Viele Banken sind im Zuge der Euro-Krise ins Wanken geraten, sie sind nicht mehr in der Lage oder willens, Kredite zu vergeben. Doch die Politik will, dass sich das Verschuldungskarussell weiterdreht, weil sonst eine Bereinigungsrezession oder gar -depression droht. Mit noch mehr Kredit und Geld, bereitgestellt zu Tiefstzinsen, will man der Misere entkommen, die nach Jahrzehnten der Schuldenwirtschaft unabwendbar geworden ist. Der EZB-Rat sinnt deshalb darüber nach, wie er Banken dazu bewegen kann, den Fuß von der Kreditbremse zu nehmen.

Die jüngste Idee ist der Aufkauf von Krediten, die Banken an kleine und mittlere Unternehmen vergeben haben. Indem sie die Kreditrisiken aus den Bilanzen der Banken entfernt, will die EZB die Kreditvergabe wieder in Gang bringen. Dazu soll ein Markt für Anleihen entstehen, die mit Unternehmenskrediten unterlegt sind.

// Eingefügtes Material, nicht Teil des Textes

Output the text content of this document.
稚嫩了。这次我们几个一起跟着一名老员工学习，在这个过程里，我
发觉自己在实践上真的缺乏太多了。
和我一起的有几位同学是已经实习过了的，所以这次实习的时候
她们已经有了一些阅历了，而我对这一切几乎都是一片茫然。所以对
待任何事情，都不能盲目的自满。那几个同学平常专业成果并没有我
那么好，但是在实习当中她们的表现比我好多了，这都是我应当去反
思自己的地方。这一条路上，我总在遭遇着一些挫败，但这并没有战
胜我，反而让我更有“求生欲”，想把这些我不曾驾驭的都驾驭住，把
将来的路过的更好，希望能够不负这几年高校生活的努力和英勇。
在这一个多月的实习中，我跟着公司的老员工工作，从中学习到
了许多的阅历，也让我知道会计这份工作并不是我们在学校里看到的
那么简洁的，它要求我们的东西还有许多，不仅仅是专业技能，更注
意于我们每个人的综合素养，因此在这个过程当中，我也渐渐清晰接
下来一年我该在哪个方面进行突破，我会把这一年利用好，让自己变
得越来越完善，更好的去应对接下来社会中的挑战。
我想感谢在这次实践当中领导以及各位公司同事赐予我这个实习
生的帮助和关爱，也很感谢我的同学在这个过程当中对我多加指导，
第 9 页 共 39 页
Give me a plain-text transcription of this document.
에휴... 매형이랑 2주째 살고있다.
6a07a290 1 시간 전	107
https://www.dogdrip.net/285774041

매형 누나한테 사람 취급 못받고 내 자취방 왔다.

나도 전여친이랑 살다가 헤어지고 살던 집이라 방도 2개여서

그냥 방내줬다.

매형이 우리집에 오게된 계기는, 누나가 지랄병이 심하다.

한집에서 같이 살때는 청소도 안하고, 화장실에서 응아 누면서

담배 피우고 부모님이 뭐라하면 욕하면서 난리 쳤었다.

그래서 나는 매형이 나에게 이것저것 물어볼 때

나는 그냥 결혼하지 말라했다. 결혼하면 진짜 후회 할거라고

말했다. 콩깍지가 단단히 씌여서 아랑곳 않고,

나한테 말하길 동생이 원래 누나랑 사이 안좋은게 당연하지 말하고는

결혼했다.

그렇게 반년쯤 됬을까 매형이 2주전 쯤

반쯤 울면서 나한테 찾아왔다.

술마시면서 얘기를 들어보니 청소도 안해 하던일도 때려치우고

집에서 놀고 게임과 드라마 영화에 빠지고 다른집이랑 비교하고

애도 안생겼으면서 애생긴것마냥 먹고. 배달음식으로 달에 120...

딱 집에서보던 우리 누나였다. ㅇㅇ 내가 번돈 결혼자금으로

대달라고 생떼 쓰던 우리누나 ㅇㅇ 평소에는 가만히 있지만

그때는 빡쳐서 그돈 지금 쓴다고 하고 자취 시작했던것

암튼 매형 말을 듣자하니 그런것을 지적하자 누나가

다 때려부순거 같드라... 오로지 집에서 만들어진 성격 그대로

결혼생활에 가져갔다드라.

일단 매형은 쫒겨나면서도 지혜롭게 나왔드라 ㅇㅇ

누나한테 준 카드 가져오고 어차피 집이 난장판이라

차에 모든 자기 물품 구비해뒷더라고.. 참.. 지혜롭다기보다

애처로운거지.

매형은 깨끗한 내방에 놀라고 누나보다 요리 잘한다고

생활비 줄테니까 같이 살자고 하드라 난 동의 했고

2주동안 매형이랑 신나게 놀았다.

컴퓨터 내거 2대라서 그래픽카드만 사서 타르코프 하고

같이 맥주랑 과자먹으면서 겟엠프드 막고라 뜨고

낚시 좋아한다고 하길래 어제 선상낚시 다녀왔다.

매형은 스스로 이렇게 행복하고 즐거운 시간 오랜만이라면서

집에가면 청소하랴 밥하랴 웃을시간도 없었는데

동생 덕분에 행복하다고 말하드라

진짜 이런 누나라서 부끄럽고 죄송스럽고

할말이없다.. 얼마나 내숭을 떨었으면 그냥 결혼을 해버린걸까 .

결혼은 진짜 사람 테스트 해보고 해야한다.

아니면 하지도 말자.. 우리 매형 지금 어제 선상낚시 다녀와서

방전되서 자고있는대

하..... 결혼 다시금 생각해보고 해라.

Auf diesem Markt für Asset Backed Securities (ABS) sollen sich Preise bilden, zu denen die EZB die Papiere kaufen könnte.

Tatsächlich entstünde allenfalls ein Scheinmarkt. Denn mit ihren Käufen würde die EZB die Kurse der ABS stützen und die Kapitalbeschaffungskosten der Banken senken. Das verleitete die Finanzinstitute zu leichtfertigerer Kreditvergabe, denn sie wissen, dass sie ihre Forderungen bei der EZB im Tausch gegen frisches Zentralbankgeld abladen können. Welche volkswirtschaftlichen Schäden derartige staatliche Zinsdrückerei verursacht, hat die Subprime-Krise in den USA deutlich gezeigt.